After the strength training is over, the relaxation and finishing activities cannot be skipped.It can promote the gradual transition of the human body from a tense exercise state to a quiet state; it can effectively relieve muscle soreness caused by strength exercises; it can repay the oxygen debt and accelerate the elimination of lactic acid produced during exercise; The normal function of the system, slow down dizziness, nausea and other adverse symptoms.Stretching after strength training can effectively maintain the flexibility of joints and muscles and reduce the risk of training injuries.In short, the relaxation and tidying activities mainly include the following links:

Cycling/walking at low speed
Stretching exercises
Relax
Section [-] Common Problems and Injuries
The body is the best indicator.
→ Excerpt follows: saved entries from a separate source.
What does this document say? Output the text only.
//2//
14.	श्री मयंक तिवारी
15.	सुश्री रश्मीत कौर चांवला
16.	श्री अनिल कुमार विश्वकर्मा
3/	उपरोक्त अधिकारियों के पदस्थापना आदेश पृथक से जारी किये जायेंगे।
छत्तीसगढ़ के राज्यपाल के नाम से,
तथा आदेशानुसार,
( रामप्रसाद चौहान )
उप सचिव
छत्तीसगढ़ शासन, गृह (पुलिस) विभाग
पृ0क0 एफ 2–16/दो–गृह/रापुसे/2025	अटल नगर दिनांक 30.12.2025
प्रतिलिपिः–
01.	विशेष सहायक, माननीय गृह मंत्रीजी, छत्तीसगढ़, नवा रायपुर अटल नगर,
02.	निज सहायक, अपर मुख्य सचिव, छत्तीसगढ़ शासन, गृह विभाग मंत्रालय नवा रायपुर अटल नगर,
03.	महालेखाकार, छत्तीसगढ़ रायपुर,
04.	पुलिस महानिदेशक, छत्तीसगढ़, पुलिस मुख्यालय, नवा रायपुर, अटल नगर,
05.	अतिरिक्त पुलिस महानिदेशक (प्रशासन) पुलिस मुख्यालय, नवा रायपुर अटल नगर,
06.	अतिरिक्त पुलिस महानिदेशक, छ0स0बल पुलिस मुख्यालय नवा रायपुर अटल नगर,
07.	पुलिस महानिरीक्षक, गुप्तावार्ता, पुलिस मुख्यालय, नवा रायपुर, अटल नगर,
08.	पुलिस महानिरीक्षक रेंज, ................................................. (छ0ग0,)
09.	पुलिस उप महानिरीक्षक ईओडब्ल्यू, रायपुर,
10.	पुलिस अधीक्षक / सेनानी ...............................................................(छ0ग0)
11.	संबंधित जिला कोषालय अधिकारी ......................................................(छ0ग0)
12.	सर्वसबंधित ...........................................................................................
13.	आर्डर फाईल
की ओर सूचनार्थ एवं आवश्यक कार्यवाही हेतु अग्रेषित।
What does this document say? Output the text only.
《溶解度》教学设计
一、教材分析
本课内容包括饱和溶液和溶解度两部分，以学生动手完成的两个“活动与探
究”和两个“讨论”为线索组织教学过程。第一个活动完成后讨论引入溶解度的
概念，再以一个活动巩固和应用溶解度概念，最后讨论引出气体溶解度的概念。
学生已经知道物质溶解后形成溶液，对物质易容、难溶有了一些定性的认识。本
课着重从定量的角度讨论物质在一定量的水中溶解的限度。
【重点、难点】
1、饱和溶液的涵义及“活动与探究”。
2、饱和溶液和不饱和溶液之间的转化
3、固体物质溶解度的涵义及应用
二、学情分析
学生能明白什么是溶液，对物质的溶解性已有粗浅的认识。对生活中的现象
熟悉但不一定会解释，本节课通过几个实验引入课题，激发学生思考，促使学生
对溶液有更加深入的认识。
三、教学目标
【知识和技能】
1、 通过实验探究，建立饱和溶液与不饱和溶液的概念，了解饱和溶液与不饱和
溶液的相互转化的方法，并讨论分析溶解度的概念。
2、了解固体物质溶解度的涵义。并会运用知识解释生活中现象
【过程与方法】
Once the body sends out a "distress" signal, please terminate or adjust the training.Here are several common problems and why they occur:
Training Injury: Inadequate warm-up or lack of proper training technique can lead to muscle injury.

Overuse Syndrome: The cause is usually exercise of a particular muscle over and over again, or the use of the wrong technique.Such problems are prone to occur in the knees, shoulders, and elbows.

Delayed onset muscle soreness: Muscle soreness that occurs 24-48 hours after exercise is called "delayed onset muscle soreness" in sports medicine.

In order to restore the body as soon as possible, it is necessary to correct wrong training techniques and adjust the training plan in time.In injury training, the correct technique should be used, the intensity should be changed appropriately, and an active recovery method should be adopted.See Chapter 12 of this book for more information.

chapter summary
Weight-bearing strength training is the basic training program for the physical training of SEALs.Carrying out weight-bearing training 2 to 3 times a week is conducive to improving the combat ability of SEALs.Trainers should be familiar with the types of combat missions SEALs perform when performing weight-bearing strength training.Trainers should do what they can and formulate a training plan that suits them, which will help avoid training injuries.Use proper weight training during recovery training to speed up skeletal muscle recovery time.According to the training principles and training plans in this chapter, trainers can formulate a balanced and scientific strength training plan based on their own conditions.Strength quality is one of the basic manifestations of human sports skills, and it is also the main element of overall physical fitness training. Trainers can improve their overall physical fitness through scientific and reasonable training.